Capitalisme et « impératif impérialiste »
La supériorité du petit pamphlet rédigé par Lénine au printemps 1916 est soulignée par Giörgy Lukács.[V] Selon lui, le livre du révolutionnaire russe a fait "l'articulation concrète de la théorie économique de l'impérialisme avec tous les enjeux politiques du présent, transformant l'économie de la nouvelle phase du capitalisme en fil conducteur de toutes les actions concrètes dans la conjoncture". qui a été configuré pendant cette période ». Cette affirmation coïncide même avec un auteur critique comme Ellen Wood (2014) qui considère que « l'impérialisme capitaliste » se caractérise par « une portée économique dépassant de loin son contrôle politique et militaire direct ».
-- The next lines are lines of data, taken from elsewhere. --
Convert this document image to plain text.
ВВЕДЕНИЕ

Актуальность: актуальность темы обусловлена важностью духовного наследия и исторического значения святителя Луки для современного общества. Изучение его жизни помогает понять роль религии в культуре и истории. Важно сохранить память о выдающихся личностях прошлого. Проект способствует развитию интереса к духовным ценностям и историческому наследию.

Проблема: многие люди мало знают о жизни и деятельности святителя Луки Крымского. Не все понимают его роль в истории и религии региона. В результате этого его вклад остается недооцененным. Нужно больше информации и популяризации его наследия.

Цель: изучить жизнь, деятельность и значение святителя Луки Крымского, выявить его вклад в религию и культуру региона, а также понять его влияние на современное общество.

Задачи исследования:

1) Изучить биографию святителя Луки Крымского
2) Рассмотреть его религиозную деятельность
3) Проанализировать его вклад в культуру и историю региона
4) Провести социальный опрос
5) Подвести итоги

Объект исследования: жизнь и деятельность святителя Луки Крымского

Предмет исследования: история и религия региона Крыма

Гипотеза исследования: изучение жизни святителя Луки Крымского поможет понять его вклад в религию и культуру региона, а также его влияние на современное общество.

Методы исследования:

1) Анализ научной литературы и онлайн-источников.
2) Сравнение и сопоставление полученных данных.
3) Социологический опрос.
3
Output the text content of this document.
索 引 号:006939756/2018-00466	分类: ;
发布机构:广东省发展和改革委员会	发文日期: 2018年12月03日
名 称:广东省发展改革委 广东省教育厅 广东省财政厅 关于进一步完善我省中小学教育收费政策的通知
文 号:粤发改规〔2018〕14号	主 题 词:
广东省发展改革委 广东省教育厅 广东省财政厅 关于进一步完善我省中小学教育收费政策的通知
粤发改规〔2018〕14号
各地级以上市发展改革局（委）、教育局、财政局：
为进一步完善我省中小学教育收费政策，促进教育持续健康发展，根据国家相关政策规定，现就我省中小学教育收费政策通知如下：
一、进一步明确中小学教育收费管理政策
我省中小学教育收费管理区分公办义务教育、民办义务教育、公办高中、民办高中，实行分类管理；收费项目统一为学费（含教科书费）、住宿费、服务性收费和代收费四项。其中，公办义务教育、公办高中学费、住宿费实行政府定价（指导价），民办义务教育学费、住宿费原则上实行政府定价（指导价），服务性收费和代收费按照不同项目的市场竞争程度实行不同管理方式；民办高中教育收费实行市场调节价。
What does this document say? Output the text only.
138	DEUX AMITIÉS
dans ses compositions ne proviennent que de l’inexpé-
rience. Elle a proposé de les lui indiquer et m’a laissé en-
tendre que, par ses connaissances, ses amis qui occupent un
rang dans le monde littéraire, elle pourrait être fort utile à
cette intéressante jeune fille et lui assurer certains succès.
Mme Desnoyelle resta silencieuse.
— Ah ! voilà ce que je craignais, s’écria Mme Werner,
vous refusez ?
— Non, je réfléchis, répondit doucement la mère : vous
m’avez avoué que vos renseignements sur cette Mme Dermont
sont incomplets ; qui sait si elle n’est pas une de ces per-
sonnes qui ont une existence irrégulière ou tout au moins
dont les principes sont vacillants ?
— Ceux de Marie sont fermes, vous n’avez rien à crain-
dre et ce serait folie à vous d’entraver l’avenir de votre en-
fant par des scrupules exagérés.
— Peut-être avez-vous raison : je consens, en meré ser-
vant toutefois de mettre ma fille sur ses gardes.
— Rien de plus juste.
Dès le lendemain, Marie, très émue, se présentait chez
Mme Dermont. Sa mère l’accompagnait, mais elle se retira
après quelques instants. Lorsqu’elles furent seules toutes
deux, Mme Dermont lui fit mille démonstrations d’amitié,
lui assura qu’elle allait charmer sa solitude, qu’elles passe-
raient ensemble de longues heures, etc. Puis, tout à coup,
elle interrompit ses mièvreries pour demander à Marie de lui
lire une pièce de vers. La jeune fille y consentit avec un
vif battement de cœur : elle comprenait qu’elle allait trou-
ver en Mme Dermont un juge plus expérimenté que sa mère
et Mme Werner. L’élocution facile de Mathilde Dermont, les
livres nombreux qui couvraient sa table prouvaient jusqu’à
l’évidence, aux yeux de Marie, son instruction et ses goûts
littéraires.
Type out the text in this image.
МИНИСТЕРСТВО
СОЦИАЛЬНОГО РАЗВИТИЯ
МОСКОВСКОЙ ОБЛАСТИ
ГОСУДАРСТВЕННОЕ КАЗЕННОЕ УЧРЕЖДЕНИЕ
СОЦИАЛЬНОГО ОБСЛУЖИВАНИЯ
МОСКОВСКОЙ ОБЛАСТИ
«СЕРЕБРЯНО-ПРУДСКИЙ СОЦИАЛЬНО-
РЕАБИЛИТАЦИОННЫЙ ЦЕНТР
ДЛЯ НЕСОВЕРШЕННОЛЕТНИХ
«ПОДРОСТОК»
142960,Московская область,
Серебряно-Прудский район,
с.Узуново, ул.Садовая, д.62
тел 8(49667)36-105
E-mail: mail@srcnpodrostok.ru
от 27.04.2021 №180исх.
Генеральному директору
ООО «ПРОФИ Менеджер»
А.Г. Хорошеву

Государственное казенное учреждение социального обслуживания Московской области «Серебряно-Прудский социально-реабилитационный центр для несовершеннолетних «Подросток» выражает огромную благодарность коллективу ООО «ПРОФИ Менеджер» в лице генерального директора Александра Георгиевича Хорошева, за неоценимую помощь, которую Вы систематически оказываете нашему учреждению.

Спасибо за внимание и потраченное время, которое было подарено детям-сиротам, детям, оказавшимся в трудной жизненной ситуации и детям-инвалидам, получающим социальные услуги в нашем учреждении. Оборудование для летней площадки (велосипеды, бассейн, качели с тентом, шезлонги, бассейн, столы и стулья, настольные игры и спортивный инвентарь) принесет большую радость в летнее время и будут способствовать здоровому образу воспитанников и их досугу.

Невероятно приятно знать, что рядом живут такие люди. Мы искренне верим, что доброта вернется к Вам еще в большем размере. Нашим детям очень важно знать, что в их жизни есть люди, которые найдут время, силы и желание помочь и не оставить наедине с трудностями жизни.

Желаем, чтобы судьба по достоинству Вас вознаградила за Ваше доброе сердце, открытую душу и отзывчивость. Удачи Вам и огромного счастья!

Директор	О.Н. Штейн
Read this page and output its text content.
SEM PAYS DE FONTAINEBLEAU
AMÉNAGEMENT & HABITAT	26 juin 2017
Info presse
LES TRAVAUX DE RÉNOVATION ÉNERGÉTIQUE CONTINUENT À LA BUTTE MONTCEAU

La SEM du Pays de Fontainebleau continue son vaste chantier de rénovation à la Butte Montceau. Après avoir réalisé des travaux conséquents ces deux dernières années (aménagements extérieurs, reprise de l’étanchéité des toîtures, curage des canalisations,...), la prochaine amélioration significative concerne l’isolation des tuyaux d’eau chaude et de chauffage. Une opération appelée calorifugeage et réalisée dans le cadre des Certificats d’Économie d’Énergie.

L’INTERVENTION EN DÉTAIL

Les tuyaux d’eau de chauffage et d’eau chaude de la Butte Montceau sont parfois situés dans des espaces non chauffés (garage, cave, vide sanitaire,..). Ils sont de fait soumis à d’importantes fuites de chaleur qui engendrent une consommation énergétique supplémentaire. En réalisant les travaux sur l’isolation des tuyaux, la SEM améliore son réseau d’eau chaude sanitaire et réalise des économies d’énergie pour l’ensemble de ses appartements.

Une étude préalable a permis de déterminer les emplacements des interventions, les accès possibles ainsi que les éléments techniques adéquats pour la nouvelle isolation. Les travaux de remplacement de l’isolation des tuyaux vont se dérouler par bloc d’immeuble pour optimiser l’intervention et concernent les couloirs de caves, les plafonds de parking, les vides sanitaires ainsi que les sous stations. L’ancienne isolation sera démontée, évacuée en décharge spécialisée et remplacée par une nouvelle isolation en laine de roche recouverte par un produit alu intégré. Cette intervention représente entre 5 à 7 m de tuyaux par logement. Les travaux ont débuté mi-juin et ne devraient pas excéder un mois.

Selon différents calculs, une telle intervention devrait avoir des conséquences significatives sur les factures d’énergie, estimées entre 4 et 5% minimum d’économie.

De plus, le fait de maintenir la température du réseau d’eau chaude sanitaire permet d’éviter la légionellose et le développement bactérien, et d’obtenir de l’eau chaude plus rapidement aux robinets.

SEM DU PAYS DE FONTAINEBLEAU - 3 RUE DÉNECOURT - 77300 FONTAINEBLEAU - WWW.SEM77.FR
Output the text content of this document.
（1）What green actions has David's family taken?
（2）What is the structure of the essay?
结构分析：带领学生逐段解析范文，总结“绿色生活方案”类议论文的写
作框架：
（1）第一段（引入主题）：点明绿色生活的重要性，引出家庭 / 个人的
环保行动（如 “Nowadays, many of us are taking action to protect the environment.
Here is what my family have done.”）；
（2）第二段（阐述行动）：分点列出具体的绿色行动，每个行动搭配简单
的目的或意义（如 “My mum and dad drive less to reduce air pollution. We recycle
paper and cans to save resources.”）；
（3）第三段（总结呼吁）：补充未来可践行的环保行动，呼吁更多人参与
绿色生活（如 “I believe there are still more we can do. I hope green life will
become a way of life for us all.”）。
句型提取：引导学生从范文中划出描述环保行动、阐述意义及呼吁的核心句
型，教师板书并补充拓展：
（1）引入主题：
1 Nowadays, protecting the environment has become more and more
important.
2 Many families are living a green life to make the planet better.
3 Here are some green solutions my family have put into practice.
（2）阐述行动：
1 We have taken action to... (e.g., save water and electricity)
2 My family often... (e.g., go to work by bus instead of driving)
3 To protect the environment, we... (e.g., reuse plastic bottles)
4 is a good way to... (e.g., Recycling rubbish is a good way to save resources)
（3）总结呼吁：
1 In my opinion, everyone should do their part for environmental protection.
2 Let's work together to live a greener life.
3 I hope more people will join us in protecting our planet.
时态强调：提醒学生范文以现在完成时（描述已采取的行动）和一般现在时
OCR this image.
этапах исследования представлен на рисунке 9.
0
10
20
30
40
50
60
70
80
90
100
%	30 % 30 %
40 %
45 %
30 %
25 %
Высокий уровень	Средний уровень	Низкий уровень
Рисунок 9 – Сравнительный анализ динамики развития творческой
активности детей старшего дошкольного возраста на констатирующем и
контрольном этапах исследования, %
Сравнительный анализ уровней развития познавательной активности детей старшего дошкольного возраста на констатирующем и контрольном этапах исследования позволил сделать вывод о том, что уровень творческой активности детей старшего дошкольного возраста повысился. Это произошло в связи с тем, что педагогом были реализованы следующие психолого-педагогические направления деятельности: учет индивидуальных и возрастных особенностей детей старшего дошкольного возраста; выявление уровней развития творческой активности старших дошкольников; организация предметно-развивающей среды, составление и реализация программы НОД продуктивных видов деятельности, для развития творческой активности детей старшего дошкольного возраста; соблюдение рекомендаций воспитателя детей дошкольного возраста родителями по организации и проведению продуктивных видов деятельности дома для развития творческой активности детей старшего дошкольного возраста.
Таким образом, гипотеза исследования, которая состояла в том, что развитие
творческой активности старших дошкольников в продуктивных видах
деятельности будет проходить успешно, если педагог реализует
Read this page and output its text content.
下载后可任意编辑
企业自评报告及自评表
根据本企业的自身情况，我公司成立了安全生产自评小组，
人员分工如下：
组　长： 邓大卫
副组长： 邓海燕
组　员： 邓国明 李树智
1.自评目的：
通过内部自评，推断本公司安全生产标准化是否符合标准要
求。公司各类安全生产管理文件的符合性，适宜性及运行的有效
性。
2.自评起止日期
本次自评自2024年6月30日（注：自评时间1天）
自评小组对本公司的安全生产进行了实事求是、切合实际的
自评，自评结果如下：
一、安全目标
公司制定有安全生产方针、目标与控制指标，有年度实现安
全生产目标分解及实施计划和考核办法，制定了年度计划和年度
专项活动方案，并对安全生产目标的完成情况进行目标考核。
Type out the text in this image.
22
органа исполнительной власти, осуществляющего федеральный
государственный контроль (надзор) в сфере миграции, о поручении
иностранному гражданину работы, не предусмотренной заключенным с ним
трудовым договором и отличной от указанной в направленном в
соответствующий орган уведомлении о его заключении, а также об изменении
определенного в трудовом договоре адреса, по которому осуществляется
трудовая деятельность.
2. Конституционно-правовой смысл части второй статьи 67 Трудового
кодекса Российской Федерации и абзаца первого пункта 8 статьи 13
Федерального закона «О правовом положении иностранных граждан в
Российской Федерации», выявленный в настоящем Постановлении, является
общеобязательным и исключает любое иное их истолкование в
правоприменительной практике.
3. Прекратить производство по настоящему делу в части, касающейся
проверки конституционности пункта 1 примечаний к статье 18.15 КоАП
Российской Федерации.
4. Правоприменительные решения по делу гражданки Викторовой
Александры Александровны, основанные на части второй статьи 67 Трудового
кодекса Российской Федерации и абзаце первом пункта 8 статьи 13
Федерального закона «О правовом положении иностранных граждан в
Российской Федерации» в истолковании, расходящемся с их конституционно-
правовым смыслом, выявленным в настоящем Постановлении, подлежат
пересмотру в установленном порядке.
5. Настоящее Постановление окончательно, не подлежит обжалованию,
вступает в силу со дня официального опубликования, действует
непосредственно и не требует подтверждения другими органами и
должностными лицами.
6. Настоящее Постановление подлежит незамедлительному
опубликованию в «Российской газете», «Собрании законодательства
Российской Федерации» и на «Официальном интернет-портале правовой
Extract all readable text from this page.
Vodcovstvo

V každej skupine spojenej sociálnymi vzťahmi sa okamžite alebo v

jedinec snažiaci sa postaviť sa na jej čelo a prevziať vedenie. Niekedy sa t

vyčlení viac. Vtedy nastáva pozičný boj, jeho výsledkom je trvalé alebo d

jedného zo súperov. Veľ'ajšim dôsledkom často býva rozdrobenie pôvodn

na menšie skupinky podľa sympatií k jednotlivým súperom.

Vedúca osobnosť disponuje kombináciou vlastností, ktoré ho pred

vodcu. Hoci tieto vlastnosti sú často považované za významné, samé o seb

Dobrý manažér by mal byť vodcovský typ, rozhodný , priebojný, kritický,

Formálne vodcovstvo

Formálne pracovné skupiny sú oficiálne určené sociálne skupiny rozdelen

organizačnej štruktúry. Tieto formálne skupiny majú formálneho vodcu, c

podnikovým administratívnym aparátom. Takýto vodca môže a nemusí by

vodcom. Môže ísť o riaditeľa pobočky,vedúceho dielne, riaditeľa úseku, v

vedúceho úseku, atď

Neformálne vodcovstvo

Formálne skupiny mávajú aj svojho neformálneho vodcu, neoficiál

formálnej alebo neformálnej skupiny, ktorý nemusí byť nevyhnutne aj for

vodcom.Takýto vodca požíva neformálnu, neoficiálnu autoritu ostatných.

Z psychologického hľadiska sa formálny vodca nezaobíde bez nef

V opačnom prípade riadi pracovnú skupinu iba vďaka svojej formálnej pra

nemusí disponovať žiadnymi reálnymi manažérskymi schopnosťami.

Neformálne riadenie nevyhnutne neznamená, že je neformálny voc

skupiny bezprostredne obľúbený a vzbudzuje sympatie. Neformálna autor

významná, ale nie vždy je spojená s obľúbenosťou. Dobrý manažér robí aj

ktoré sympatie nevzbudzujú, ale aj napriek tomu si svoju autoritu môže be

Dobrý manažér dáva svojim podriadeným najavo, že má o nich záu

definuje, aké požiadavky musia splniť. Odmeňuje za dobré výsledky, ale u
La nature économique de l'impérialisme est traitée par Lénine[Vi] depuis la reconnaissance que la production capitaliste a commencé à prendre place au XNUMXe siècle sous la forme de monopoles et d'entreprises oligopolistiques, résultant du processus de concentration et de centralisation du capital, c'est-à-dire un plus grand contrôle de l'économie par un petit nombre de grands et concentrés entreprises, en termes de contrôle territorial, dans un petit nombre d'États nationaux. Le capitalisme dans sa phase contemporaine (impérialiste) conduit à la socialisation presque complète de la production dans les aspects les plus variés, mais « l'appropriation des gains continue d'être privée ».
Cette caractéristique du capitalisme s'accélère au XXe siècle et maintenant au XXIe, y compris sous le contrôle de vastes territoires nationaux par des entreprises appartenant à une poignée de grands capitalistes associés. Par exemple, dans une étude publiée par l'Ecole Polytechnique Fédérale de Lausanne en 2011, en Suisse, utilisant des techniques de data mining et des modèles économiques de réseaux de neurones, basée sur 37 millions d'entreprises et d'investisseurs à travers la planète, a révélé que 147 "super-entreprises " (intégrées dans un vaste réseau de sociétés holding) contrôlent environ 60 % de toutes les ventes réalisées dans le monde et, comme le conclut l'étude, moins de 1 % des entreprises contrôlent 40 % du réseau mondial des entreprises mondiales, la plupart étant des banques.[Vii], sans oublier le système dit AGOMAM (Amazon, Google, Oracle, Meta, Apple, Microsoft), qui contrôle une partie substantielle du système occidental de production, de stockage et de diffusion de l'information.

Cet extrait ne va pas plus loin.